Stickstofftransport durch Grundwasser ins Meer: eine Modellstudie zu räumlicher und zeitlicher Verteilung auf globaler Skala

Nils Moosdorf1, Christoph Merz2, Jörg Steidl2, Christoph Müller3, Klaus Müller2
1 Leibniz-Zentrum für Marine Tropenforschung (ZMT)
2 Leibniz-Zentrum für Agrarlandschaftsforschung (ZALF)
3 Potsdam-Institut für Klimafolgenforschung (PIK)

O 9.9 in Grundwasser-Oberflächenwasser Interaktionen: Prozesse und Methoden

22.03.2018, 14:45-15:00, 1

Grundwasser fließt entlang der Küstenlinien submarin dem Meer zu. Die dabei mitgeführten Nährstoffe (insbesondere Stickstoff) können die marinen Küstenökosysteme schädigen. Da die Transitzeiten im Grundwasser teils sehr lang sind, können noch nach 2025, wenn die „United Nations Sustainable Development Goals“ uns dazu verpflichten den Nährstoffeintrag in die Ozeane zu senken, die Stickstoffeinträge steigen.

Die hier vorgestellte modellbasierte Studie nutzt global verfügbare Daten, um weltweit sensitive Regionen zu identifizieren, in denen ein Anstieg des Stickstoffstoffeintrags durch submarinen Grundwasserabfluss potenziell zu erwarten ist. Für 40.000 Küsteneinzugsgebiete, die als Fläche zwischen zwei Flusseinzugsgebieten definiert sind, repräsentieren diese Daten und Modellergebnisse 1) den Stickstoffeintrag ins Grundwasser, 2) die Transitzeit des in das Grundwasser eingetragenen Stickstoffs bis ins Meer, 3) den Nitratabbau während des Grundwassertransits durch biogeochemische Prozesse, 4) die Reaktionen im subterrestrischen Estuar, und 5) die globale Verteilung des submarinen Grundwasserabflusses sowie 6) der sensitive Küstenökosysteme. Geodaten (Landnutzung, Lithologie, Grundwasserdruckhöhe, globale Verteilung des Grundwasserabflusses, Vorkommen sensitiver Küstenökosysteme) mit globaler Ausdehnung werden mit Daten aus Literaturanalysen (zu Denitrifizierung, Reaktionen im subterrestrischen Estuar) gekoppelt. Der Aufbau der Studie kann auf andere Parameter (z.B. anthropogene Schadstoffe wie Pflanzenschutzmittel) angepasst werden, wenn die entsprechenden Daten zur Verfügung stehen.

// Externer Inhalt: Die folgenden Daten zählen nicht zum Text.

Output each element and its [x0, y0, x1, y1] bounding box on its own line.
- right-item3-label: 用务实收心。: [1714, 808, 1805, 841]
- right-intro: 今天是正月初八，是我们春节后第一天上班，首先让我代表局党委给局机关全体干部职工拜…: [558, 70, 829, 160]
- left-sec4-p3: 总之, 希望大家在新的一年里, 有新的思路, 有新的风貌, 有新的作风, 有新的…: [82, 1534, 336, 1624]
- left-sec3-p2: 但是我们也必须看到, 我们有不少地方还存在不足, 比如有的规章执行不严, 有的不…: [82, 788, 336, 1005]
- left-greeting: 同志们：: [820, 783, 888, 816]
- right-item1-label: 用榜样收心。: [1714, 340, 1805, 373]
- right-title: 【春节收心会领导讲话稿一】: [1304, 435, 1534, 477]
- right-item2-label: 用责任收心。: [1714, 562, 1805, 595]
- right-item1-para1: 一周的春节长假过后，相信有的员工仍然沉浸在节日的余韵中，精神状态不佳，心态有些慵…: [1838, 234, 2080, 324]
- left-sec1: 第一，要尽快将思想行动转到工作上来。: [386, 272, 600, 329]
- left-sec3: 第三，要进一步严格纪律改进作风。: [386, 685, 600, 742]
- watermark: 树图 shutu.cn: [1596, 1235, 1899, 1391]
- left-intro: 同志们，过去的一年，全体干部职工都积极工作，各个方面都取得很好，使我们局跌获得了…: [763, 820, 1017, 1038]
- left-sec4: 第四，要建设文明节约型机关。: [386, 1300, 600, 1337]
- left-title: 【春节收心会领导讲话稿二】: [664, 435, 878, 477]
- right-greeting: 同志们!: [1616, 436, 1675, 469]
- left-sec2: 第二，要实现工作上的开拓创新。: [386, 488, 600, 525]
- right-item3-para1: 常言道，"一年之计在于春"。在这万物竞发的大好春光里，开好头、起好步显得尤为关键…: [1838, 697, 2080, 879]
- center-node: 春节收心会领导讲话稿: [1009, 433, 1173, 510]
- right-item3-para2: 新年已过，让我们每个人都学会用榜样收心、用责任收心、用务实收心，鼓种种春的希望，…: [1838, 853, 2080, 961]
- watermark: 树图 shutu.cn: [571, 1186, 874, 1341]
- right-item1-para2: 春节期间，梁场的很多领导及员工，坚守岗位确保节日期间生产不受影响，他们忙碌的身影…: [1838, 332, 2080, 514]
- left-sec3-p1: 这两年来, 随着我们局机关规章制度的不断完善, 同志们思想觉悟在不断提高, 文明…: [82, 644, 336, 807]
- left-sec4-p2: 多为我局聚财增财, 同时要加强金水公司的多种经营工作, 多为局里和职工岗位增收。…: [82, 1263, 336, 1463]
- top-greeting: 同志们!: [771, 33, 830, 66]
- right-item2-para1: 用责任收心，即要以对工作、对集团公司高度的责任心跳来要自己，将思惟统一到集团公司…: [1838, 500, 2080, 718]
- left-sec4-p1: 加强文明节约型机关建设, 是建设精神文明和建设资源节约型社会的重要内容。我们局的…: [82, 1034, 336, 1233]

Dank der umfassenden Modellanalyse können, selbstverständlich im Rahmen der Unsicherheiten, die mit globalen Modellansätzen assoziiert sind, Regionen identifiziert werden, in denen ein Anstieg der Nährstofffracht im submarinen Grundwasserabfluss bevorsteht. Insbesondere in Regionen mit jetzt niedrigen Nährstofffrachten und sensitiven Ökosystemen, z.B. Korallenriffen, können zukünftige Änderungen der Nährstofffracht ein Risiko für das Ökosystem darstellen. Mit Hilfe der Studie können regionsbezogen höher aufgelöste Analysen vorgenommen werden, um ggf. rechtzeitige Managementmaßnahmen einzuleiten.